Tyrell Tapaha lives in the Four Corners region of the American Southwest, raising sheep for wool to dye, spin, and weave. But he likes to play with what is signified by notions of the typical Navajo weaver. His work stood out in “Young Elder,” a group show last year at James Fuentes gallery in New York, for its woven textual provocations bearing messages like fuck and kkkolonization. And when I spoke to the Diné artist in March, he was preparing a pointedly atypical figurative piece on a self-made floor loom in his kitchen. “[Traditional Navajo weavers] will lose it if you weave a triangle, let alone a man,” he said.
“My work gives me leeway to poke fun at Navajo textiles and traditional motifs.”
Transgressive yet still informed by tradition and the resource-rich agrarian Southwest, Tapaha hand-dyes and hand-spins Churro sheep wool to use in his work. Contrasting the nearly cubist silhouettes of historical pictorial weaving, his renderings of shimá sáni (grandmothers) and ovine themes are less abstract, constructed with emoji-level realism and detail. “Navajo designs were once pop,” Tapaha said, alluding to the Industrial Revolution’s standardizing impact on Navajo weaving styles. Demand for weavings across America in the late 1800s reduced the complex figures and symbols representing the mise-en-scène of Navajo life, going back hundreds of years, to simpler motifs produced at scale by companies like Pendleton.
On top of that, much pop Navajo weaving is kept in museum archives, uncredited and unincorporated into public perceptions of a rich tradition. Tapaha, for his part, flips the switch on dimly lit views of his textile progenitors.

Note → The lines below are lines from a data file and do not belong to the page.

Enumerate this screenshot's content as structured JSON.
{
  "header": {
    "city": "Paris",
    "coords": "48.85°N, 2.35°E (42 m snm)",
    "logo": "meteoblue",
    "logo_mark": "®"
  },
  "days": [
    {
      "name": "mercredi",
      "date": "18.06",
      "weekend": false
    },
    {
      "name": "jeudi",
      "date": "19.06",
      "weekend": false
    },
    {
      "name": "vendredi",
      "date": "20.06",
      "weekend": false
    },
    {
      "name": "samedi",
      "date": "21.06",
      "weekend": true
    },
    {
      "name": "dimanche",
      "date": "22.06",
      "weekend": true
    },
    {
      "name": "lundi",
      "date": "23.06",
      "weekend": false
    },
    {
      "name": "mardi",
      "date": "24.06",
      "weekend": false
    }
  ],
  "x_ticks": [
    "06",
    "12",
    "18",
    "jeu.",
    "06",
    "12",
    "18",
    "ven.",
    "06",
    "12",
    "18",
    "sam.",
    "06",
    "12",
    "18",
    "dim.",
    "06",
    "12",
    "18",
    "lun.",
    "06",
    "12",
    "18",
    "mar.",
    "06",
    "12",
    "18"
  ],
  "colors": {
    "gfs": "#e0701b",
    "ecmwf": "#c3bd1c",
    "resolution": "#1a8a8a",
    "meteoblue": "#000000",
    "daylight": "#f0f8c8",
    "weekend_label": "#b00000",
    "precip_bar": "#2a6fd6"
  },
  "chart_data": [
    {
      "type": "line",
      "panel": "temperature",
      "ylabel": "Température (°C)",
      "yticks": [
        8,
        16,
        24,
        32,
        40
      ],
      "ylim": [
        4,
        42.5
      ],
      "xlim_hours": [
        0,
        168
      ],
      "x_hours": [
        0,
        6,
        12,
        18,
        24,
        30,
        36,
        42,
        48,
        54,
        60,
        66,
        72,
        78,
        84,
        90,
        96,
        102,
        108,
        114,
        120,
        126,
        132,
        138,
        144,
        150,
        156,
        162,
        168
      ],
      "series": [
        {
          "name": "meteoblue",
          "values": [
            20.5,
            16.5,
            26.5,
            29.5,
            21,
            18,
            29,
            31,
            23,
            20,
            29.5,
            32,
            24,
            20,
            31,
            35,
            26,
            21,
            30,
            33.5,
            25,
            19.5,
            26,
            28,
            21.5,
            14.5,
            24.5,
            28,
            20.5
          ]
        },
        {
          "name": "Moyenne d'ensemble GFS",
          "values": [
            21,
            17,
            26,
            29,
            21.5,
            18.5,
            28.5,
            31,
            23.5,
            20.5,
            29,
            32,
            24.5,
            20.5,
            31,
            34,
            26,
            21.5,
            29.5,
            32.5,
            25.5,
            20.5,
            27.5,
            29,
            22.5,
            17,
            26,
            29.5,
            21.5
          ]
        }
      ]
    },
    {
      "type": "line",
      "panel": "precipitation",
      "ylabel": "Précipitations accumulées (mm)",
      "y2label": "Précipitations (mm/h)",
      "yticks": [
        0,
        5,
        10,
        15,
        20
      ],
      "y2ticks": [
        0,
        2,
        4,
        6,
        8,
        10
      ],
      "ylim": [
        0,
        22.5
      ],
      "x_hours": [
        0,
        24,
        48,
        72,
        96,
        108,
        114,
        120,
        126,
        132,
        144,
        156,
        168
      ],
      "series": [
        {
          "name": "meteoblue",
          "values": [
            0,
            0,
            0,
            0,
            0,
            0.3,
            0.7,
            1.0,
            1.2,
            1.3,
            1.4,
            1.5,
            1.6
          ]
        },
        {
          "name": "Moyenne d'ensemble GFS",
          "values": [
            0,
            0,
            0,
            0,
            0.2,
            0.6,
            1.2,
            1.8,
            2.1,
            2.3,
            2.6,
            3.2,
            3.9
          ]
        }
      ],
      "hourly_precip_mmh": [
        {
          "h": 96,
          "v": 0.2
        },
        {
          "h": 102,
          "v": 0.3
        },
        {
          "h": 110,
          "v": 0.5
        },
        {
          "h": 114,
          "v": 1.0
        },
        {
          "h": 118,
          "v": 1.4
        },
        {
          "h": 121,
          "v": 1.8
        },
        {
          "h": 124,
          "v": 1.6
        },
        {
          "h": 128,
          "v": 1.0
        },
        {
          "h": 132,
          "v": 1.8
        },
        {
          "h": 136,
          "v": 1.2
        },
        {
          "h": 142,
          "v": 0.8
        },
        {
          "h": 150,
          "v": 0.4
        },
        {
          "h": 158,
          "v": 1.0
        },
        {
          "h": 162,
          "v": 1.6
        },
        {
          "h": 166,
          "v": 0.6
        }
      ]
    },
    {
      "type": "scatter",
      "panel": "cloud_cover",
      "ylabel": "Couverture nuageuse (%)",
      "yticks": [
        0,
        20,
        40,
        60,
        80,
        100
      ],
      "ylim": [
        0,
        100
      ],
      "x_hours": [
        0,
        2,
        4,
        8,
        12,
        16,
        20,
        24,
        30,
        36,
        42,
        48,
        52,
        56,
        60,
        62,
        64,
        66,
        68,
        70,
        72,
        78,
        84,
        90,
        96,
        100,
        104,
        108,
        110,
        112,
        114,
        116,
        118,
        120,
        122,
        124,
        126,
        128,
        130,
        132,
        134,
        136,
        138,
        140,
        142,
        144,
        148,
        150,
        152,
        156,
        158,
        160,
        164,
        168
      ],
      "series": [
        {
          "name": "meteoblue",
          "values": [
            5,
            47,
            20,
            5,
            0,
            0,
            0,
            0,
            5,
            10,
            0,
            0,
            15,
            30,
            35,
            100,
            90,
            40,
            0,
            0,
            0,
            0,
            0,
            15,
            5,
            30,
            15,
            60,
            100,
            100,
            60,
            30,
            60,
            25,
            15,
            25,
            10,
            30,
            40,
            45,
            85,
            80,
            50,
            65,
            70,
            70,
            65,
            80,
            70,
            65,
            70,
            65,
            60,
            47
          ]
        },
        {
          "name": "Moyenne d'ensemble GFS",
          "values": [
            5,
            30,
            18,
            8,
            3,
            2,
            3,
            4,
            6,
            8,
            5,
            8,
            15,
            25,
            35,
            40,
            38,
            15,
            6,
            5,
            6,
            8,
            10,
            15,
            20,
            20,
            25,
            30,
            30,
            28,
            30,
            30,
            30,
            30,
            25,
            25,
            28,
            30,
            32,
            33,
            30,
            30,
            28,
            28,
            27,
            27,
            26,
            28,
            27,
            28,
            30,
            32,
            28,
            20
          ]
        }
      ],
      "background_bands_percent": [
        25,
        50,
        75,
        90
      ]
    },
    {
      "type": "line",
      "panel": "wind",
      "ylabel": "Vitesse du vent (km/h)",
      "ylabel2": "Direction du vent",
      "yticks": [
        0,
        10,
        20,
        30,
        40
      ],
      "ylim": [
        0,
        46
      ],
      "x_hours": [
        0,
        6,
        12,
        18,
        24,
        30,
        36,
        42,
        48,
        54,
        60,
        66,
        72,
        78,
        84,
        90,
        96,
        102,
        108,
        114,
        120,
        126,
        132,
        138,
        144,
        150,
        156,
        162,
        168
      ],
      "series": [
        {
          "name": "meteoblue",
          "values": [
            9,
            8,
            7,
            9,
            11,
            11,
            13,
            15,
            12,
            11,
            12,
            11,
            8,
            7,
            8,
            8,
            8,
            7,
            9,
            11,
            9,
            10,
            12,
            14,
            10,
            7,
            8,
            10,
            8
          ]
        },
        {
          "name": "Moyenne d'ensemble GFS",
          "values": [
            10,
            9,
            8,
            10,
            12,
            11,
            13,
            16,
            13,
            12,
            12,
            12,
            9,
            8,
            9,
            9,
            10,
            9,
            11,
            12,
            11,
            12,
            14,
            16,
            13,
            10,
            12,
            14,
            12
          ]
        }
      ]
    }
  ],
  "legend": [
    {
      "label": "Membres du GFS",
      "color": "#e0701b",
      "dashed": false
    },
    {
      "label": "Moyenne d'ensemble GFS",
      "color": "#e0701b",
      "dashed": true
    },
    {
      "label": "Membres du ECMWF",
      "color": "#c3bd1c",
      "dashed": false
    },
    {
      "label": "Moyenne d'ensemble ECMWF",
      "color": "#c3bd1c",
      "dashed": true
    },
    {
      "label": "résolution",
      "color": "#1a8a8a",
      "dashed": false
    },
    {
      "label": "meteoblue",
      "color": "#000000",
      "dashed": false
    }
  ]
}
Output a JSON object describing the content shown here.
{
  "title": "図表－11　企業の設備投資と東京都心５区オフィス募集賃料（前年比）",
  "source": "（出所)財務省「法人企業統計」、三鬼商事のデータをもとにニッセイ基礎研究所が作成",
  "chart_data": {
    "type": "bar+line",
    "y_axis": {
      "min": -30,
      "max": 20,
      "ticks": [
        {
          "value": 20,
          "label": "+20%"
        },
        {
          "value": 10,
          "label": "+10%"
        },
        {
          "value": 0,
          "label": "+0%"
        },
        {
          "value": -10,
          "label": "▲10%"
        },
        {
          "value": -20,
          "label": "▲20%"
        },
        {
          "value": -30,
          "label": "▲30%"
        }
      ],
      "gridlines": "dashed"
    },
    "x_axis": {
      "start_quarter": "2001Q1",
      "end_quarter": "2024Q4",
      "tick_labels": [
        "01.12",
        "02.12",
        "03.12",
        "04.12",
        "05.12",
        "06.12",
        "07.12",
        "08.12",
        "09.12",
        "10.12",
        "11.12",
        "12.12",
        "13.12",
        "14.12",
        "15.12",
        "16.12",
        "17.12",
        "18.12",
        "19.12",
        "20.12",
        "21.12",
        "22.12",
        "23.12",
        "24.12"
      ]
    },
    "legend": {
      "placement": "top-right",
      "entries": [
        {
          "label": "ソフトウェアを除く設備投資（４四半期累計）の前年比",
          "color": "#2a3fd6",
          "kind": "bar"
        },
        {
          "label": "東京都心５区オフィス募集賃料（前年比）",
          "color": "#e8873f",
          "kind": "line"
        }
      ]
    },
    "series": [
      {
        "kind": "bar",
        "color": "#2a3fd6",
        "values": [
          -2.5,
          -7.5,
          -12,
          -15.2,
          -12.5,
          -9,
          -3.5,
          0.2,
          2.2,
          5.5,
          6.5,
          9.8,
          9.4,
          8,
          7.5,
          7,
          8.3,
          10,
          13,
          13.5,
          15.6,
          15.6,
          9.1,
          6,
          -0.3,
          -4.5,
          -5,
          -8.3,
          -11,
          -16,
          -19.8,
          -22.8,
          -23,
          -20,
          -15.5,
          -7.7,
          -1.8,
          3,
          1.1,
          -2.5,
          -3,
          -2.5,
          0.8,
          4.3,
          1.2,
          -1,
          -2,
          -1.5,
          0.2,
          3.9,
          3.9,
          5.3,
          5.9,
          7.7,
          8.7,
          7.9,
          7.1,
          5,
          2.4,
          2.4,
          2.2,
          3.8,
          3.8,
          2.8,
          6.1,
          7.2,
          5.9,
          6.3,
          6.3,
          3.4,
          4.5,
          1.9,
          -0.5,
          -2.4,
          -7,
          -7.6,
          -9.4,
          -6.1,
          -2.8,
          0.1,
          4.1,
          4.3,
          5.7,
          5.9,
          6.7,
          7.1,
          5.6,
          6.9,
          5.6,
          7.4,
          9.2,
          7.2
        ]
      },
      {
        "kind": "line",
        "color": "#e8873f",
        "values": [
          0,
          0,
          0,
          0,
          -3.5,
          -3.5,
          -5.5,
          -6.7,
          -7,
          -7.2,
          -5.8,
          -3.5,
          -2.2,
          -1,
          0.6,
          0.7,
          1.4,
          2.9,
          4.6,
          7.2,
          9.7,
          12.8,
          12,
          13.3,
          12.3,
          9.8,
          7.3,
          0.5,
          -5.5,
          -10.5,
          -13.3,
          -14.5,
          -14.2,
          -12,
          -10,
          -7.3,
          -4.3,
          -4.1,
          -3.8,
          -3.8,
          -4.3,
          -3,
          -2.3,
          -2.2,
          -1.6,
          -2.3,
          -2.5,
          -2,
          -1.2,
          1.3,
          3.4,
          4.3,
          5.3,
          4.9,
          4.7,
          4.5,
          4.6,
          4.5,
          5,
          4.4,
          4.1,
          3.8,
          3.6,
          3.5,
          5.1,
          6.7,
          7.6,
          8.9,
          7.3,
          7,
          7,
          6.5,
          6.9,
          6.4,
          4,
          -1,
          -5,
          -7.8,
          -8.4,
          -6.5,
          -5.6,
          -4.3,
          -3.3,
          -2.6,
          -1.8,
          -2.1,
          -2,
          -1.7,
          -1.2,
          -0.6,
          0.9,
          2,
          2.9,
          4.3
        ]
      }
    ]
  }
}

Proudly queer, he draws inspiration from such contemporary sources as the app Grindr: some of his pieces percussively juxtapose his heritage with exchanges of gay social dynamics, deploying pictorial figures and irreverent phraseology like butt stuff and all that for a boy? TruEeeE…
Tapaha’s colorful form-bending style also echoes that of Jean-Michel Basquiat, pairing figures and sociopolitical text with vibrant tones in a way that evokes the artistic output of an imagined downtown Manahatta. His path has also led to projects working with the textile collections of the Metropolitan Museum of Art and the American Museum of Natural History, both in New York, and those led to different kinds of involvement and consultation on the 2023 exhibitions “Shaped by the Loom: Weaving Worlds in the American Southwest” at the Bard Graduate Center in Upstate New York and “Horizons: Weaving Between the Lines with Diné Textiles” at the Museum of Indian Arts & Culture in Santa Fe.
“There’s interest now in traditional methods, oral histories, and why we made things this way,” he said, while expressing a mix of optimism and, in classic Native realist tradition, skepticism about the glare of “ethnic spotlight.” With new opportunities far from home, Tapaha faces the prospect of staring down a sort of Indigenous Hydra: to stay or to leave the reservation. The former focuses on man and nature (namely Navajos and Churro sheep); the latter, an ontological turn from Diné materiality toward Western enlightenment’s supercilious man-versus-nature divide. Both present a crisis of conscience.
For now, Tapaha balances demand and production based in the Four Corners with escapades in New York for shows and archival work, uplifting thousands of anonymous weavings as his muses while putting his own spin on the unadulterated origin story of his artform.